4. The method of claim 2, wherein the region size information includes a region bezel size and a region focal length size.

5. The method of any of claims 1-4, wherein the method further comprises:

According to the regional attribute information and the image characteristic data, determining image posture data of the real image in the image region;

and driving and displaying the virtual image according to the image posture data.

6. The method of claim 5, wherein the driving and displaying the avatar according to the avatar posture data comprises:

coding the image gesture data to a gesture hidden variable space to obtain gesture coding data;

decoding the gesture encoded data to a standard gesture space to obtain gesture decoded data;

driving and displaying the avatar according to the gesture decoding data;

the attitude hidden variable space is a feature space constructed by determining an attitude hidden variable of an attitude attribute in the image attitude data; the standard gesture space can restore the data of the determined gesture attribute in the image gesture data, and other data of irrelevant gesture attributes in the image gesture data are not contained in the corresponding restoring result; the gesture decoding data is the image gesture data of the reserved and decided gesture attribute part.

7. An avatar driving apparatus, comprising:

the original picture frame acquisition module is used for acquiring an original picture frame comprising a real image;

The image area determining module is used for determining an image area of the real image in the original picture frame and image characteristic data carried by the image area;

the virtual displacement data determining module is used for determining virtual displacement data of the real image corresponding to the virtual image in a virtual space under the perspective projection condition according to the region attribute information of the image region and the image characteristic data; the global two-dimensional space where the original picture frame is located is a transmission projection result of the virtual space;

the driving display module is used for driving and displaying the virtual image according to the virtual displacement data;

wherein, drive show module includes:

the displacement driving display unit is used for driving and displaying the virtual image according to the displacement decoding data;

8. The apparatus of claim 7, wherein the region attribute information includes region size information and region position information;

the virtual displacement data determining module includes:

9. The apparatus of claim 8, wherein the virtual displacement data determination unit comprises:

10. The apparatus of claim 8, wherein the region size information comprises a region bezel size and a region focal length size.
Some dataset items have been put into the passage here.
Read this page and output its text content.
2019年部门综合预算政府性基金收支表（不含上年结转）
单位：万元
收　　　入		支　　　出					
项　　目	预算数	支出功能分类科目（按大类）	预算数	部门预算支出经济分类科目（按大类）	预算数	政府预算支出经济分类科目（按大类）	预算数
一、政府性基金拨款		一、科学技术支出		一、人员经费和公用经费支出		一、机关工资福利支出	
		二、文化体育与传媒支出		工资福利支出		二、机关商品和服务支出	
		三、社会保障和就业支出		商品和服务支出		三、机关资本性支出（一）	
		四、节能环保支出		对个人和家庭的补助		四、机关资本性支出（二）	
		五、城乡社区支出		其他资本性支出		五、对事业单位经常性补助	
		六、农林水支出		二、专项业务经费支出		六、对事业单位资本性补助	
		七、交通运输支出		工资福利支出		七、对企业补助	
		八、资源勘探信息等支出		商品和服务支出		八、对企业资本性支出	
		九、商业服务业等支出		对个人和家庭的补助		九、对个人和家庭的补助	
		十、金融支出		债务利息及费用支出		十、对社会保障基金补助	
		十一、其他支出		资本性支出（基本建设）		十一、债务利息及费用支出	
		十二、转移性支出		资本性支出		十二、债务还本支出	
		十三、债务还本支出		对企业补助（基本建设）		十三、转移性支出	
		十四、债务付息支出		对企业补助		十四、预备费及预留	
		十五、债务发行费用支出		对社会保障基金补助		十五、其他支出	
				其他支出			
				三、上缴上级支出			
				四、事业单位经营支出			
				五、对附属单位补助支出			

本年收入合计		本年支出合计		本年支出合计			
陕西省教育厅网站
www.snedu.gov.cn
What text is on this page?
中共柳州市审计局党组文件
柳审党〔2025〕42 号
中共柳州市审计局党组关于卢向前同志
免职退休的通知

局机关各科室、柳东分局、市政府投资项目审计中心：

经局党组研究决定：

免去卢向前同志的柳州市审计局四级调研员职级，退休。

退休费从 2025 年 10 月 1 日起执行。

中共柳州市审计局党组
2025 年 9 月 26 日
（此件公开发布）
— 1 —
11. The apparatus according to any one of claims 7-10, wherein the apparatus further comprises:

12. The apparatus of claim 11, wherein the drive presentation module further comprises:

The gesture drive display unit is used for driving and displaying the virtual image according to the gesture decoding data;

13. An electronic device, comprising:

at least one processor; and

a memory communicatively coupled to the at least one processor; wherein,,

the memory stores instructions executable by the at least one processor to enable the at least one processor to perform the avatar driving method of any one of claims 1-6.

14. A non-transitory computer-readable storage medium storing computer instructions for causing a computer to perform the avatar driving method according to any one of claims 1 to 6.